MURPHY considers himself fortunate to have been exposed to the art (and landscape) of a non-Western culture, which invites him to see the world in a new way. It was on a visit to the Australian desert that he became acutely aware of the limitations of our single perspective.

"One of my aboriginal mates said 'Come outside' - it was late at night - 'and I'll show you the emu in the sky.' And I said, 'Great, this'll be good.' So, I'm looking up, and I'm trying to connect these white dots, and thinking: How do they make an emu? Is it small, it it large? He says, 'It's big, it's big, keep looking,' and I say, 'I can't get it.'

"He says, 'Ah, you white guys!
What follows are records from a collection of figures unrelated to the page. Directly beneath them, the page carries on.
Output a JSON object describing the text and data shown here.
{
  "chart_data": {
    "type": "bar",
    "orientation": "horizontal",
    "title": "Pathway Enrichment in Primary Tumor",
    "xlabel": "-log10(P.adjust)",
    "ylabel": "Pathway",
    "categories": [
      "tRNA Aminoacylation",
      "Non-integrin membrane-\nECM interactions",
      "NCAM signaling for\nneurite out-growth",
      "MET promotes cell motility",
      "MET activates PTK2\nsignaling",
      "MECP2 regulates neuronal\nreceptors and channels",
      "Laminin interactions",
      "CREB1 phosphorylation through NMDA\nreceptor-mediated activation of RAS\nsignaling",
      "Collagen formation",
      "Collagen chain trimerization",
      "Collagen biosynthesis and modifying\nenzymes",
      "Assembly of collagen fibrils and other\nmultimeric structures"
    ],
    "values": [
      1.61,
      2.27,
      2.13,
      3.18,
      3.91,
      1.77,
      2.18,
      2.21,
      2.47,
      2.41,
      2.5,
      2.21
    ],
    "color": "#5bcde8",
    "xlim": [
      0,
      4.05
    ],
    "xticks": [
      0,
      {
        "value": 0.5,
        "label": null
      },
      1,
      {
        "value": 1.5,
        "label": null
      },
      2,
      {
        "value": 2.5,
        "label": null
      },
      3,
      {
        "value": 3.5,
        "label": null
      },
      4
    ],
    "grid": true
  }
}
You're looking at all the little stars connecting up; it's the black shapes in between.' I then could see this huge emu shape. My whole Western thinking was about points, objectivity, lining up things . . . and being a black guy, he's laughing even more at me."
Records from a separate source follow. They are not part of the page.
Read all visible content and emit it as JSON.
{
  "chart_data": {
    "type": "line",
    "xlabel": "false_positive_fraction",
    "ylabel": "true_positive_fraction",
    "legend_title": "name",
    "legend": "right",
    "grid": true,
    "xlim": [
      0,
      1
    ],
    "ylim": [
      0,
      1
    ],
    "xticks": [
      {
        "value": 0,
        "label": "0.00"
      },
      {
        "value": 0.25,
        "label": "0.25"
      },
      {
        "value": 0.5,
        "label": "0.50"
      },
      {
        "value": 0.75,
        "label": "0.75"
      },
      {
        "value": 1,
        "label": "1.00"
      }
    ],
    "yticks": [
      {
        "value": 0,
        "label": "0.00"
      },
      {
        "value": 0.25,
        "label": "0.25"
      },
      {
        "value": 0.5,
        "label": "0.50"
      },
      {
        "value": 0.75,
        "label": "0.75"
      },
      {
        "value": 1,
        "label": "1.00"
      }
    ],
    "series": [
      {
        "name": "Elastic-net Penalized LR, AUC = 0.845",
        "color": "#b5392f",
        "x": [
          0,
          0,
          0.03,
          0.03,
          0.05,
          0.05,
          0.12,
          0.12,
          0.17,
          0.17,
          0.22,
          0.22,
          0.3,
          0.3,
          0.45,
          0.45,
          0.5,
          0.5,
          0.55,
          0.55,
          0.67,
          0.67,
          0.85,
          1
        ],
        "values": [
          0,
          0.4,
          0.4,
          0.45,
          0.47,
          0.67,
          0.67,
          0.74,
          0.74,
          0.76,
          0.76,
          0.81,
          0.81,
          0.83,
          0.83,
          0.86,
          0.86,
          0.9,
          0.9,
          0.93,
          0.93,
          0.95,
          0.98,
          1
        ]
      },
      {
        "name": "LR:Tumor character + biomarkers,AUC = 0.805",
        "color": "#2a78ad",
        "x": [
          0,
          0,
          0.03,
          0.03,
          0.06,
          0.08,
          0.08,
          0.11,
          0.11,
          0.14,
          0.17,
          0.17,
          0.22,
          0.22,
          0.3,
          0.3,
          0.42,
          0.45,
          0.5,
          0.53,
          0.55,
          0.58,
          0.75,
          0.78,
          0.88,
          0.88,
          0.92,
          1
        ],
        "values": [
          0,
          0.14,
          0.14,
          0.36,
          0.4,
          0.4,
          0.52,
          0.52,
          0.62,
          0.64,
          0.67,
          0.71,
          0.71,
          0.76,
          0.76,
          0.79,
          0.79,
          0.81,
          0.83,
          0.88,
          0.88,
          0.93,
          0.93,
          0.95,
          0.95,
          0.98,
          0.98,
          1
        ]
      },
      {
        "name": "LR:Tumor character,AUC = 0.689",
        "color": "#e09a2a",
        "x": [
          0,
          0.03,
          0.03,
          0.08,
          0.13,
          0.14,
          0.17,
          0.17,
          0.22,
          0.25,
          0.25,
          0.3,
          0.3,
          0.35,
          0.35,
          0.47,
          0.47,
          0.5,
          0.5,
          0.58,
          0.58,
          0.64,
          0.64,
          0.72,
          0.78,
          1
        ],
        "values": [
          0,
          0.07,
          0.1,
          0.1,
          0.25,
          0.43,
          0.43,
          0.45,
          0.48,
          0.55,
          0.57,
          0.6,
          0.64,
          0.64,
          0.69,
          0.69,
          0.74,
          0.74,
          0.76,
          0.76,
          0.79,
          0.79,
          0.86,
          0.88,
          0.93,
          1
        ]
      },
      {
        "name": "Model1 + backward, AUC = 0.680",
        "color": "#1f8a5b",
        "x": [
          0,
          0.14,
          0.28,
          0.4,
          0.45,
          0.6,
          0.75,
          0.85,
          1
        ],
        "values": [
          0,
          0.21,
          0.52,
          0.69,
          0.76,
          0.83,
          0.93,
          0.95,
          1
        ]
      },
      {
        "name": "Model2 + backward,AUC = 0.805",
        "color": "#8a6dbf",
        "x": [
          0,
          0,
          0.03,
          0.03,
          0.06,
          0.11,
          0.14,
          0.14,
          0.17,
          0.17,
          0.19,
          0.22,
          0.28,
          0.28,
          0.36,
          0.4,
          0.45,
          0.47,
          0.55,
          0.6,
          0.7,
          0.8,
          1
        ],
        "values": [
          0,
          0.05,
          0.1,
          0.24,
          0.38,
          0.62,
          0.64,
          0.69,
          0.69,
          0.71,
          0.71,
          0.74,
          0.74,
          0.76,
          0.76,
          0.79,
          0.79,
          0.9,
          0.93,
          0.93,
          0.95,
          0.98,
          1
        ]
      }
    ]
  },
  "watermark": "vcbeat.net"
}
If Murphy's audience approach his paintings "trying to connect the white dots", they are unlikely to see the emu. These are not landscapes fixed in time or season; nor are they representational.

The apparent ease of his broad brush belies careful attention to form and composition. Inspired by Matisse, his use of colour is startling: "I was lucky enough to turn up in parts of the outback where there wasn't a colour you couldn't use - because, eventually, in part of the day it was already there."

Both Martin and Murphy work with a humble sense that what they create is somehow "given". For Murphy, it is is a learned skill to notice that something has been granted to him, and to say "yes" to it. I ask Murphy whether he has a theology for this gift.

"That's a good question. I think artists have understood that, historically. But I think you get good at it; it's not something you can manufacture. Chance is a part of it, and of course the Fathers would call it serendipity. But something happens, and you've got to be ready to acknowledge it. That takes practice."

I wonder about this "something". Murphy laughs: "As a badly practising Christian, I would think this. . . George Steiner speaks of great pictures having a 'real presence'. Whatever makes communication in the world - theologically, I'd say that's God - that's something that makes the response between you, and the picture, you and the mountain, something that is outside you. My pictures are trying to convey some of that."

For Martin, the sacredness is accessible through the discipline of noticing, and committing yourself to nature - as a fellow-subject. With an oblique reference to Psalm 114, he says: "I'm interested to know what it means for mountains to skip." 

"Edgelands" runs until 25 January at Warburton Gallery, 1 India Buildings, Victoria Street, Edinburgh.